Cependant, ce phénomène n’est pas nouveau. « La Libye a une longue tradition jihadiste violente qui remonte à la guerre d’Afghanistan », rappelle le cabinet d’analyse de risques Soufan Group.

Le gouvernement du colonel Kadhafi réussissait à contrôler ces mouvements mais avec son effondrement, les factions militantes islamistes, longtemps réprimées, ont tenté de « remplir le vide » politique et sécuritaire dans le pays, ajoute Soufan Group.
Les deux autorités qui se disputent le pouvoir depuis plus d’un an et demi se sont montrées incapables d’enrayer la montée terroriste. 

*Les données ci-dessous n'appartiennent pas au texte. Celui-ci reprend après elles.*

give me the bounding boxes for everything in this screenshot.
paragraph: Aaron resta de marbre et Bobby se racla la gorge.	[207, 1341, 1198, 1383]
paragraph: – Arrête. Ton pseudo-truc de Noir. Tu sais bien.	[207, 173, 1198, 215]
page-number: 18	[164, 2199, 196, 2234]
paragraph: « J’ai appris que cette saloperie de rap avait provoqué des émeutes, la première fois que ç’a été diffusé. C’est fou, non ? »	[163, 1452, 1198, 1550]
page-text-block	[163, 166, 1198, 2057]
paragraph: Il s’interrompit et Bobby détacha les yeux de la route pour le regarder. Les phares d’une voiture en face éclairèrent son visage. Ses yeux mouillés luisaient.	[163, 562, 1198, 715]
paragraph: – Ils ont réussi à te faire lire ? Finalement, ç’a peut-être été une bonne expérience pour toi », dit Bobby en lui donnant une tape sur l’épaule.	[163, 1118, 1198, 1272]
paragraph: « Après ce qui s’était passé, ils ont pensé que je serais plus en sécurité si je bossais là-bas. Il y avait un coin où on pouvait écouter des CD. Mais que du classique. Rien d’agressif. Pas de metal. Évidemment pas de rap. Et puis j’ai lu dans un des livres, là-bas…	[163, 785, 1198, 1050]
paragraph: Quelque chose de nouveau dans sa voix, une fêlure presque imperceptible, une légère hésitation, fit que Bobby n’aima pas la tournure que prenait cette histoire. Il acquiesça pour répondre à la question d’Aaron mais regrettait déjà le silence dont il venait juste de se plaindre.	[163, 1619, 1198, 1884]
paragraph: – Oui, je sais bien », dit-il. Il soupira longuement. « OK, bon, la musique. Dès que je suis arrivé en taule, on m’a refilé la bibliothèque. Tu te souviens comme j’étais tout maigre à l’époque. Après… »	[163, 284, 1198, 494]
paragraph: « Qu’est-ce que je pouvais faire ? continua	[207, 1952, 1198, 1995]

La Libye est divisée entre un gouvernement reconnu par la communauté internationale exilé dans l’Est, et un autre basé à Tripoli proche d’une coalition de milices dont certaines islamistes.
« Les cinq dernières années ont été une série d’erreurs corrigées par d’autres erreurs », a déclaré Karima Leguel, employée de banque à Tripoli et âgée d’une cinquantaine d’années.

Sans Constitution depuis la Révolution du 1er septembre 1969, les Libyens attendent depuis des mois que l’Assemblée constituante, élue en 2014, rédige un projet de Loi fondamentale. Si le pays dispose des réserves pétrolières les plus importantes d’Afrique, estimées à 48 milliards de barils, sa production, environ 1,6 million b/j en 2011, a chuté d’un tiers depuis.

Cinq ans après la chute de Kadhafi, « notre quotidien devient de plus en plus difficile », constate Karima. « En plus de l’insécurité qui désintègre le pays, nous devons vivre avec à la hausse des prix des produits de première nécessité, sans soins adéquats, avec de longues coupures d’électricité », déplore-t-elle.

Selon l’Organisation mondiale de la Santé, 1,9 million des six millions de Libyens ont besoin d’une aide sanitaire d’urgence, alors que le pays manque de personnel de santé, de médicaments et de vaccins.

Voyager est aussi devenu un casse-tête, renforçant la sensation d’enfermement. Depuis la destruction de l’aéroport international de Tripoli en août 2014, aucune compagnie aérienne étrangère ne dessert la capitale libyenne.

Rares sont les Etats qui ont donné des autorisations d’atterrissage aux compagnies libyennes. La plupart des pays exigent désormais des Libyens des visas mais tous les consulats ont fermé il y a un an et demi à l’exception de celui de Turquie à Misrata (ouest).